CMA CGM has announced that it will increase its 40ft FAK rate from North Europe to Asia to $850 from 1 November.
The first adjustment this year by the French carrier of its backhaul rates could coincide with what European exporters fear: a severe capacity crunch as a consequence of the vast number of blanked westbound voyages this month.
These were a result of the Chinese Golden Week factory shutdown this week and particularly soft forward demand forecasts.
Additionally, Maersk and MSC decided to again temporarily suspend their AE2/Swan loop, removing around 18,000 slots a week from the market in abid to avoid a complete collapse of freight rates on the route.
Spot rates between North European base ports and China have slumped to around $500 per 40ft, which is some 40% below the level of a year ago – and it is understood that some shippers are paying considerably less.
Carriers adopted a similar strategy in previous years around this time to take the opportunity to hike backhaul rates when supply is squeezed by cancelled westbound sailings, but this year exporters to Asia are worried that the container lines will be able to “name their price”.
One UK forwarder told this week he had been “unable to get any sense” out of carriers when discussing nominated export sailings for November.

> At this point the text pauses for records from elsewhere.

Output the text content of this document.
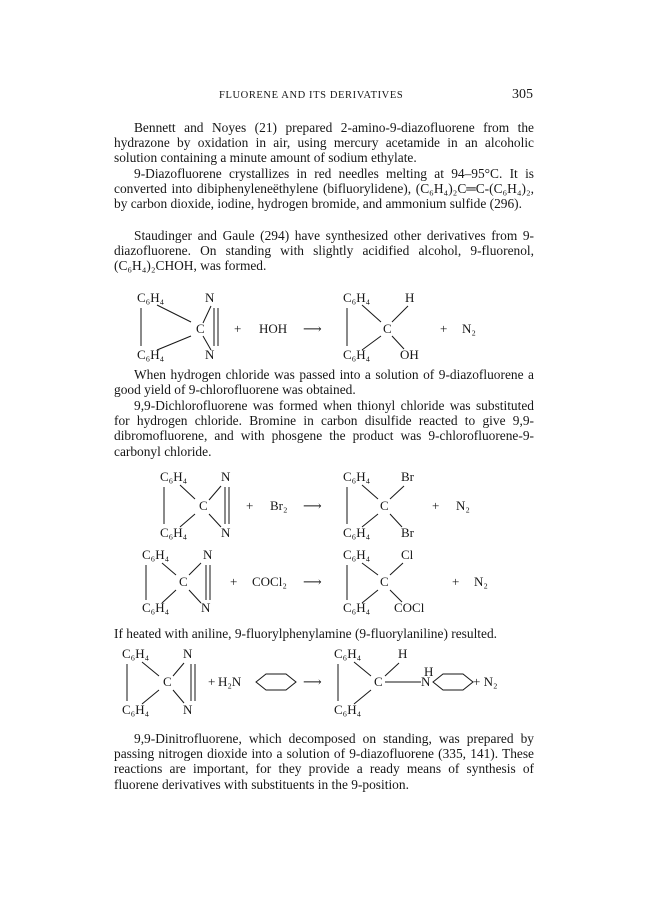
FLUORENE AND ITS DERIVATIVES	305

Bennett and Noyes (21) prepared 2-amino-9-diazofluorene from the hydrazone by oxidation in air, using mercury acetamide in an alcoholic solution containing a minute amount of sodium ethylate.

9-Diazofluorene crystallizes in red needles melting at 94–95°C. It is converted into dibiphenyleneëthylene (bifluorylidene), (C₆H₄)₂C═C-(C₆H₄)₂, by carbon dioxide, iodine, hydrogen bromide, and ammonium sulfide (296).

Staudinger and Gaule (294) have synthesized other derivatives from 9-diazofluorene. On standing with slightly acidified alcohol, 9-fluorenol, (C₆H₄)₂CHOH, was formed.

C₆H₄	N
C
C₆H₄	N
+ HOH ⟶
C₆H₄	H
C
C₆H₄ OH
+ N₂

When hydrogen chloride was passed into a solution of 9-diazofluorene a good yield of 9-chlorofluorene was obtained.

9,9-Dichlorofluorene was formed when thionyl chloride was substituted for hydrogen chloride. Bromine in carbon disulfide reacted to give 9,9-dibromofluorene, and with phosgene the product was 9-chlorofluorene-9-carbonyl chloride.

C₆H₄	N
C
C₆H₄	N
+ Br₂ ⟶
C₆H₄ Br
C
C₆H₄ Br
+ N₂
C₆H₄	N
C
C₆H₄ N
+ COCl₂ ⟶
C₆H₄ Cl
C
C₆H₄ COCl
+ N₂

If heated with aniline, 9-fluorylphenylamine (9-fluorylaniline) resulted.

C₆H₄	N
C
C₆H₄	N
+ H₂N	⟶
C₆H₄	H
C
C₆H₄
H
N	+ N₂

9,9-Dinitrofluorene, which decomposed on standing, was prepared by passing nitrogen dioxide into a solution of 9-diazofluorene (335, 141). These reactions are important, for they provide a ready means of synthesis of fluorene derivatives with substituents in the 9-position.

“I just don’t think they actually know what they are going to be doing. We have been told to deliver to Felixstowe for a vessel that has already changed its name three times,” he said.

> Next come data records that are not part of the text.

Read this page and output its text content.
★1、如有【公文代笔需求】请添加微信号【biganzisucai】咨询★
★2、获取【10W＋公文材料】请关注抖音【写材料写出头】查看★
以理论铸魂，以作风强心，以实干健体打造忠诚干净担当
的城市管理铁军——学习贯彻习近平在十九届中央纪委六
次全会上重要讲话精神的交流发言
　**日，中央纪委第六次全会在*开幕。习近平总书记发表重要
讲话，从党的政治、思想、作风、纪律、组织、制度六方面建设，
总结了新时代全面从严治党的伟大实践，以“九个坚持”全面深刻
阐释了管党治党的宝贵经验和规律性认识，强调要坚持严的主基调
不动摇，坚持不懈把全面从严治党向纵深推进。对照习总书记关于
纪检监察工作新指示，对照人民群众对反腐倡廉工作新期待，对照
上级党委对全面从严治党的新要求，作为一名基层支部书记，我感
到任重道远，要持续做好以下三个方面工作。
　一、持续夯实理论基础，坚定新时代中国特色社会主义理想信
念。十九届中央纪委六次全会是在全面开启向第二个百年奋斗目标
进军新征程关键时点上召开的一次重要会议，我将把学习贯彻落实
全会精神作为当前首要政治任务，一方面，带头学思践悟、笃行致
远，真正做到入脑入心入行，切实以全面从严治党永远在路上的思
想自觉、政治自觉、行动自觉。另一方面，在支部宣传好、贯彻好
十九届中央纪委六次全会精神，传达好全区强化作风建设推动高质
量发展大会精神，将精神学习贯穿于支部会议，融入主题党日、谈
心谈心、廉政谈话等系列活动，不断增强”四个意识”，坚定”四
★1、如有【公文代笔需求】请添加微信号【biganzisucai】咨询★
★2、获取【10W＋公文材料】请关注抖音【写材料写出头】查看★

“And I can see what is going to happen again – we will get a call to say our boxes will not be shipped unless we agree to a higher price. They will have us over a barrel, with our boxes stuck on the quay.”
He added: “We just need to know what we are paying when we book the box, high or low. If we agree a price, we expect the carrier to honour it, as we have to with our customers.”

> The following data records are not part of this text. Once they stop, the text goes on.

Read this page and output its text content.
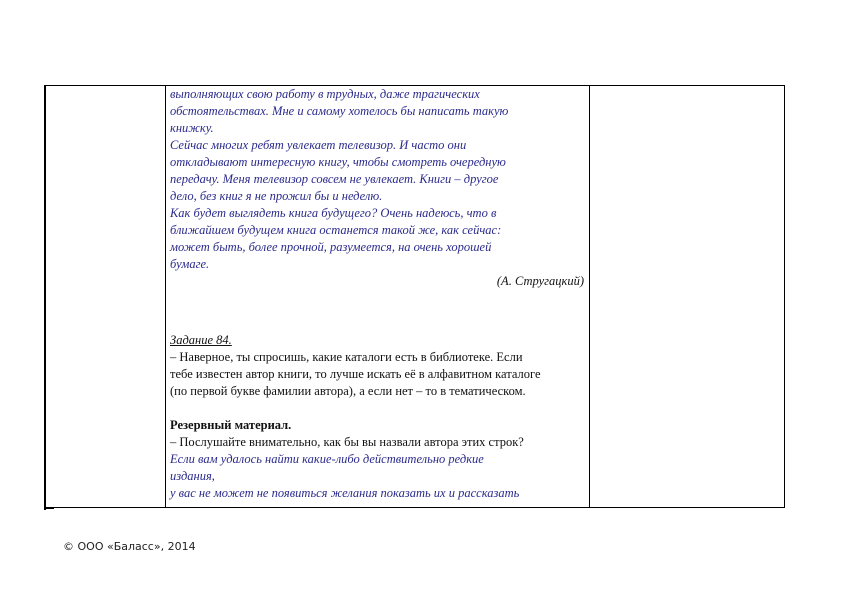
выполняющих свою работу в трудных, даже трагических

обстоятельствах. Мне и самому хотелось бы написать такую

книжку.

Сейчас многих ребят увлекает телевизор. И часто они

откладывают интересную книгу, чтобы смотреть очередную

передачу. Меня телевизор совсем не увлекает. Книги – другое

дело, без книг я не прожил бы и неделю.

Как будет выглядеть книга будущего? Очень надеюсь, что в

ближайшем будущем книга останется такой же, как сейчас:

может быть, более прочной, разумеется, на очень хорошей

бумаге.

(А. Стругацкий)

Задание 84.

– Наверное, ты спросишь, какие каталоги есть в библиотеке. Если

тебе известен автор книги, то лучше искать её в алфавитном каталоге

(по первой букве фамилии автора), а если нет – то в тематическом.

Резервный материал.

– Послушайте внимательно, как бы вы назвали автора этих строк?

Если вам удалось найти какие-либо действительно редкие

издания,

у вас не может не появиться желания показать их и рассказать

© ООО «Баласс», 2014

While CMA CGM and its peers have been hiking their headhaul FAK rates, some carriers have attempted to clarify the changes in customer advisories.
Maersk issued an advisory on 18 September to its North European export customers with a long list of amendments to its eastbound services in November and December, and it understands some have already been changed.
“We aim to minimise the impact to our customers’ supply chain and provide predictability by making a structural change and securing alternative routings,” claimed the advisory.
Meanwhile, the alliances’ North Europe hub ports are as much in the dark as shippers concerning nominated export loaders in November and December.
“We will probably cop the blame again for having congested quays full of export stacks,” said a port executive.